Pour 1 Belge sur 2, la Belgique survivra
n.c.
Vendredi 5 octobre 2007
Quelque 52 % des Belges estiment que la Belgique de demain ne sera pas différente de la Belgique actuelle et que ce sont les hommes politiques qui veulent changer les choses, selon un sondage IPSOS paru ce vendredi.
En outre, en cas de scission du pays, les Belges auraient plutôt tendance à en faire porter la responsabilité aux hommes politiques de l'autre région, selon un sondage d'opinion réalisé en ligne par Ipsos auprès d'un échantillon représentatif de 1.000 individus. La marge d'erreur maximale est de 3,1 %.
Selon le sondage, réalisé entre le 26 septembre et le 1er octobre 2007, 52 % des Belges ne voient pas la Belgique changer dans le futur.
Ils sont par contre 16 % à penser que le pays n'existera plus et que l'on se dirige vers une séparation entre Flamands et Francophones. Quelque 32 % estiment pour leur part que la Belgique restera une nation mais que les Régions vont prendre de plus en plus d'autonomie.

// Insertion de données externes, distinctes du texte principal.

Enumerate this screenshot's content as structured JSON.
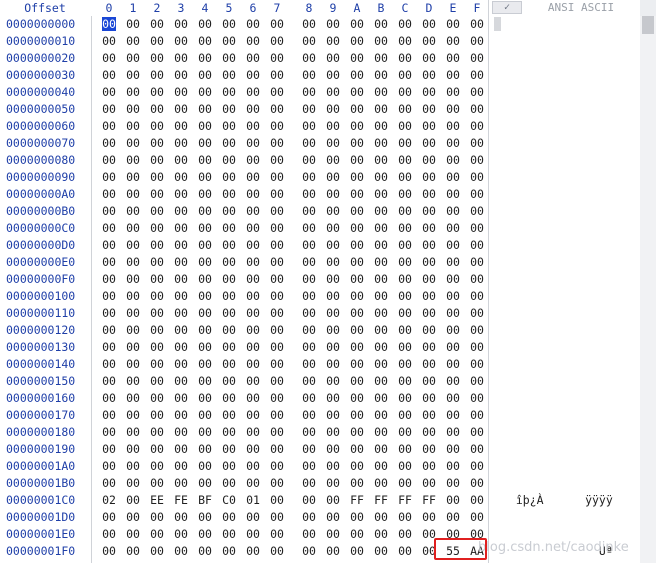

Ce sont les Bruxellois qui semblent les plus attachés au statu quo. A l'inverse, les Flamands le sont le moins même si seuls 19 % d'entre eux pensent que la Belgique n'existera plus à l'avenir, soit à peine plus que les Wallons (14 %). Malgré la dramatisation du contexte actuel, il ressort en outre que les Francophones ne sont pas plus nombreux qu'il y a 10 mois à estimer que la Belgique va disparaître (12 %, contre 15 % en décembre 2006).
Par rapport aux répercussions qu'engendreraient une scission du pays, seuls 23 % des sondés estiment qu'elles seraient positives sur la vie de tous les jours. A contrario, 45 % pensent qu'une scission du pays aurait des effets négatifs.
Les Flamands sont plus nombreux (32 %) que les Bruxellois (8 %) et les Wallons (8 %) à considérer qu'une séparation aurait un impact positif sur leur vie de tous les jours. Ipsos en conclut qu'un Flamand sur trois est favorable à la scission du pays, alors que l'on ne trouvera que 10 % de Francophones pour adhérer à cette idée.
Quelque 93 % des Francophones estiment que la responsabilité d'une scission du pays incomberait aux hommes politiques flamands, tandis que 46 % des Flamands en tiendraient responsables les politiciens wallons. Parmi les Francophones, ils sont à peine 14 % à rendre responsable la population flamande d'une éventuelle séparation. Réciproquement, seuls 7 % des Flamands en rendraient responsable la population francophone.
Le sondage révèle encore que plus de la moitié des Belges éprouve un sentiment d'exaspération face à la longueur des négociations pour la formation d'une coalition gouvernementale. Les plus exaspérés étant les femmes (63 %) et les 35-54 ans (61 %), soit la tranche d'âge la plus active sur le plan économique, relève Ipsos. Les Bruxellois (40 %) et les Wallons (32 %) sont plus nombreux que les Flamands (22 %) à trouver la situation actuelle préoccupante.
Enfin, à la question de savoir s'ils modifieraient leur vote en cas de nouvelles élections, 84 % des sondés répondent par la négative.